17 avril 2017, le jour où les coniques ont cessé d'être un rêve...
Adishatz,
Dans toute aventure, démarche ou entreprise humaine, on dit communément que le plaisir réside plus dans la conquête à travers les efforts consentis, les réflexions, parfois les ruses ou les stratagèmes que dans le résultat, à savoir la concrétisation d'un projet, d'un produit ou bien la possession et l'utilisation finale de l'objet ou de la créature qui les a motivés. Appliqué à la mycologie, cela reste vrai, à ceci près que dans la rencontre des différentes espèces de champignons que tout mycophile peut se donner pour objectif de découvrir, le bonheur suprême coïncide avec l'aboutissement, à fortiori si la quête fut longue et ardue.
Ainsi les champignons peuplent ma vie de rêves et de défis, stimulations et mobilisations de l'esprit et du corps sans cesse renouvelées, qu'il s'agisse de débusquer une espèce que je ne connais que des livres ou de renom, ou simplement de valider certaines hypothèses personnelles ayant trait à une espèce familière.
Le rêve de trouver des morilles coniques, espèce la moins accessible parce que la plus exigeante et sélective du groupe, m'habite depuis la fin des années 1990, époque où, expatrié en Périgord, j'ai commencé à m'intéresser à cette famille de champignons que jusque là je tenais pour étrangère au sud-ouest de la France.
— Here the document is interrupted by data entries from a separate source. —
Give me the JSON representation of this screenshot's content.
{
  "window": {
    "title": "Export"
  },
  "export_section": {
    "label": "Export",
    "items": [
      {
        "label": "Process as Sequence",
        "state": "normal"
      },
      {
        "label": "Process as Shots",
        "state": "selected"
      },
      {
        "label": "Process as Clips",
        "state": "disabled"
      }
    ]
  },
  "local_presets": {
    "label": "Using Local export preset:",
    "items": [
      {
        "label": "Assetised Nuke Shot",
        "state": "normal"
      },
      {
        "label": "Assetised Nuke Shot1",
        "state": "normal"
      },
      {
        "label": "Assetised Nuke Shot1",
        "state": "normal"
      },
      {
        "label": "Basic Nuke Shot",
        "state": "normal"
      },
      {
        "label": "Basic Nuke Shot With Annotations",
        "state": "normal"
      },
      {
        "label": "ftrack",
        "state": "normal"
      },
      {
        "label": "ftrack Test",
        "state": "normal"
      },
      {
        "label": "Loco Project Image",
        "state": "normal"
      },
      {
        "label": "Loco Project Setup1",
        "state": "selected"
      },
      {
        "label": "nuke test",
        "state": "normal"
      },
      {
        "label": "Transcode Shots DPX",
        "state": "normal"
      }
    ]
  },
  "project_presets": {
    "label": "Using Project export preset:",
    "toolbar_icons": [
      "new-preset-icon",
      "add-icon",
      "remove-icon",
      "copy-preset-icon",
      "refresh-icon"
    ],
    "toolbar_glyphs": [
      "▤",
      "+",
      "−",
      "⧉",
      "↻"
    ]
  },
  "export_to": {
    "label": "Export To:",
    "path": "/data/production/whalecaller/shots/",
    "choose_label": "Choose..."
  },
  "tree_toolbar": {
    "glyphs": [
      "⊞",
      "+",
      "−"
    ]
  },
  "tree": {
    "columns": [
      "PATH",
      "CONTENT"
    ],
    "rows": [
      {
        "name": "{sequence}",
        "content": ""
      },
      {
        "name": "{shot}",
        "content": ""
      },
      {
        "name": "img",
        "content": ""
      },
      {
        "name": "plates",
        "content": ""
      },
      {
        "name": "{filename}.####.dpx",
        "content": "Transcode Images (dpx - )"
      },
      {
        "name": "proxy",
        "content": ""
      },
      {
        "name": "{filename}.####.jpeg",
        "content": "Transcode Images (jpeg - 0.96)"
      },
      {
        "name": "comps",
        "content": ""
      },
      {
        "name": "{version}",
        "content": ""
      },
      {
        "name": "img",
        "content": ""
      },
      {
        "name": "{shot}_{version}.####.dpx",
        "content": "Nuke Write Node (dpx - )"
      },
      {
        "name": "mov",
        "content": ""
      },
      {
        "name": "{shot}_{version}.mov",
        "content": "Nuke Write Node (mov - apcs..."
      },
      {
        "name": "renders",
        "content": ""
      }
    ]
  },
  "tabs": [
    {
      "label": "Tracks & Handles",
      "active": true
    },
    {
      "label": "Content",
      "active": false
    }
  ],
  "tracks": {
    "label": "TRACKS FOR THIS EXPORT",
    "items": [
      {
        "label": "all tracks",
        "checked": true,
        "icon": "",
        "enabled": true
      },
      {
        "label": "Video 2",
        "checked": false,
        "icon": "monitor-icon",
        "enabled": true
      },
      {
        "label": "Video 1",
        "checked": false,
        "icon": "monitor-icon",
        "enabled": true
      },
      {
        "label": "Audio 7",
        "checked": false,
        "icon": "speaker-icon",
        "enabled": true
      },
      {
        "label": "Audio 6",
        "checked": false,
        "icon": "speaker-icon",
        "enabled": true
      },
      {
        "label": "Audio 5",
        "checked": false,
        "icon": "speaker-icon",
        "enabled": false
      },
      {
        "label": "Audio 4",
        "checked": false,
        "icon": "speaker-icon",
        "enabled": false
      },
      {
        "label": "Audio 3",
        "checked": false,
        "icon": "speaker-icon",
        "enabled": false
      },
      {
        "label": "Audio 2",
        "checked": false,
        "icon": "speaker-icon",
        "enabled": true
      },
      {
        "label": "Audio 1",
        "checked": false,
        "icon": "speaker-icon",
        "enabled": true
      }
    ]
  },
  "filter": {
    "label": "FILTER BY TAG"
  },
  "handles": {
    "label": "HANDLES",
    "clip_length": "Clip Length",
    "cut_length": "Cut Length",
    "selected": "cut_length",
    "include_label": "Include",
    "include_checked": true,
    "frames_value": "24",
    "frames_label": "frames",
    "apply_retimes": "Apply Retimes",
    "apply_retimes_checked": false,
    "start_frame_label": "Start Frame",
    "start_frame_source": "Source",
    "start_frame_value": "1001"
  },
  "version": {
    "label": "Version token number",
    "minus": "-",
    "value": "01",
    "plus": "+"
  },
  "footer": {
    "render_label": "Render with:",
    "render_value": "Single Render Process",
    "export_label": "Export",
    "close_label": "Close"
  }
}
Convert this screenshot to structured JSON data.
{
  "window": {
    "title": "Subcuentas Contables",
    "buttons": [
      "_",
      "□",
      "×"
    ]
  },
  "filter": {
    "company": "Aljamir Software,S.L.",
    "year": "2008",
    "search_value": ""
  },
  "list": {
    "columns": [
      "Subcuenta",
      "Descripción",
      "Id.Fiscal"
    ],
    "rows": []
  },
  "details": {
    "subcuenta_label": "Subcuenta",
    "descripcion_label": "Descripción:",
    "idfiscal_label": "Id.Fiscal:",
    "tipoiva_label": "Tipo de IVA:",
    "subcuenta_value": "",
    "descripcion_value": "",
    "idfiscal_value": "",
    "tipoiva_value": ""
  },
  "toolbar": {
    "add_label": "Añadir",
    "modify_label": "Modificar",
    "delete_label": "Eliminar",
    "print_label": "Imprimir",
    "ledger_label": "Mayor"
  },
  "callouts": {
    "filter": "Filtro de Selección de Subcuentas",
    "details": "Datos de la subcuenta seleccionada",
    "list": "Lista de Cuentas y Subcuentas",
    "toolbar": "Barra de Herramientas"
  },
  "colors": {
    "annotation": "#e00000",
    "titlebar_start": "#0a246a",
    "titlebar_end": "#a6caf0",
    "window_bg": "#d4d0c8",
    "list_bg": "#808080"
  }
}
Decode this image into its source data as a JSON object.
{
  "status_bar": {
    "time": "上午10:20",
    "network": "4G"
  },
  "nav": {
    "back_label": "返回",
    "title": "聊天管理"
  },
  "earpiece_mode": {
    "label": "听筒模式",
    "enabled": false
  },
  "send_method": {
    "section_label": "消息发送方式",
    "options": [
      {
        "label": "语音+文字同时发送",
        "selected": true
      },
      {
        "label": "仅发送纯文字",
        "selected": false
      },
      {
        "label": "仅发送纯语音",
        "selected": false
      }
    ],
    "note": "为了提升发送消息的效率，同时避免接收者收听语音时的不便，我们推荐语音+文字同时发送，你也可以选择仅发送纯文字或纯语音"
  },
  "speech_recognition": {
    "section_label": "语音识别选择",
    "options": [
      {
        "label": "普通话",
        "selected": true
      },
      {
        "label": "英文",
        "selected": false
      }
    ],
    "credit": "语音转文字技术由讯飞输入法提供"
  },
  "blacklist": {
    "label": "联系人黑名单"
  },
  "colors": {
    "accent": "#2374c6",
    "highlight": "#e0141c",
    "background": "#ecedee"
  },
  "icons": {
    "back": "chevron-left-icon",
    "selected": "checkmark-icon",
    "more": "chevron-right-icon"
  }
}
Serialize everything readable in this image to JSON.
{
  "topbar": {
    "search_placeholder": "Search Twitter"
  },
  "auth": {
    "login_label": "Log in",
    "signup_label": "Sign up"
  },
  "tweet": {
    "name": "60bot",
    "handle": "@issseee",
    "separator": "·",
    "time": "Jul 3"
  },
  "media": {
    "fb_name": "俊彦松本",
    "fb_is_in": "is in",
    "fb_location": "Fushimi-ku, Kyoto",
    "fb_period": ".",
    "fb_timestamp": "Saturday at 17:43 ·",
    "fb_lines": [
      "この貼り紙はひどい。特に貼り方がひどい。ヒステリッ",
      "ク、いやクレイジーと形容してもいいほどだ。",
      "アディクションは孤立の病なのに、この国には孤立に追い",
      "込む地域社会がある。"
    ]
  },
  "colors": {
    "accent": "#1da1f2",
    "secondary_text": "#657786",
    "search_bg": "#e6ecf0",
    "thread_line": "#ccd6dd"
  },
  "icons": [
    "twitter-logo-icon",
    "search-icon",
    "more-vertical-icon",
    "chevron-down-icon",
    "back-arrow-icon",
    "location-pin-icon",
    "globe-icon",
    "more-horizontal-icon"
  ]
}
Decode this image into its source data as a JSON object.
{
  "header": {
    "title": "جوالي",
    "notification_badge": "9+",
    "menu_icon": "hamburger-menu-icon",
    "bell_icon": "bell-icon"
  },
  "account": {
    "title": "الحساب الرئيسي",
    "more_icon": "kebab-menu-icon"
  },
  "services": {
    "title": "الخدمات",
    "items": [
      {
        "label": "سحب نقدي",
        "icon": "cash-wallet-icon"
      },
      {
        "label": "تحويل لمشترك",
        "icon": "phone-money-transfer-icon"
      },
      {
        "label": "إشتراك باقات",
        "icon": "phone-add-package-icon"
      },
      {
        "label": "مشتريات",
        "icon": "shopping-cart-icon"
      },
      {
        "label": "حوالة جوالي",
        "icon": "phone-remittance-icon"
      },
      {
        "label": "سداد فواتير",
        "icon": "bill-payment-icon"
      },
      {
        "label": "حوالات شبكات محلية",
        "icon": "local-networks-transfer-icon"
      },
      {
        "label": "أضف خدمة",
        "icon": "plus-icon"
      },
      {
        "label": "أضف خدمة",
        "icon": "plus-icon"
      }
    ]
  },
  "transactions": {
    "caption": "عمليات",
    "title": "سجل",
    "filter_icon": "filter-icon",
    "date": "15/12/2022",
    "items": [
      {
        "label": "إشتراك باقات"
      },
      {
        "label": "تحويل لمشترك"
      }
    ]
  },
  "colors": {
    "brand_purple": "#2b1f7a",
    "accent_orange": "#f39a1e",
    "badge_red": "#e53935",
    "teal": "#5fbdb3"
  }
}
Il a survécu à la découverte de mes premières morilles communes et blondes au printemps 2002 et est resté seul en piste après que j'ai trouvé ma première mousseronnière en avril 2004, s'aiguisant au fil du temps comme s'accumulaient les tentatives tout aussi éprouvantes qu'infructueuses.
Il faut dire que rien ne facilite l'exploit dans nos Pyrénées béarnaises, les belles venant à une période où les conditions météorologiques très versatiles et l'enneigement tardif, notamment ces dernières années, découragent de nombreuses marches d'approche, et où d'autre part nos obligations professionnelles nous retiennent souvent en plaine. Et si l'on ajoute que la pousse de cette espèce est particulièrement serrée, comme contrainte entre la fonte des neiges et les premiers pics de chaleur dans les alpages, et que cette brève fenêtre favorable s'ouvre de mars à fin-juin en fonction des années et de l'altitude, on comprend mieux pourquoi la bredouille est la règle et la trouvaille l'exception.
Ces mises en échec furent mon lot depuis la fin des années 2000, encore que le mot d'échec me semble inapproprié pour qualifier la démarche d'un naturaliste qui a toujours un enseignement, une information à retirer de ses sorties infructueuses, fût-ce un paysage à admirer. En une bonne dizaine d'années, à raison de plusieurs sorties en altitude entre avril et mi-juin, j'ai acquis la certitude que les belles mitres brunes avaient leurs habitudes dans certains paysages du Très Haut-Béarn mais je suis toujours monté un peu trop tôt ou un peu trop tard.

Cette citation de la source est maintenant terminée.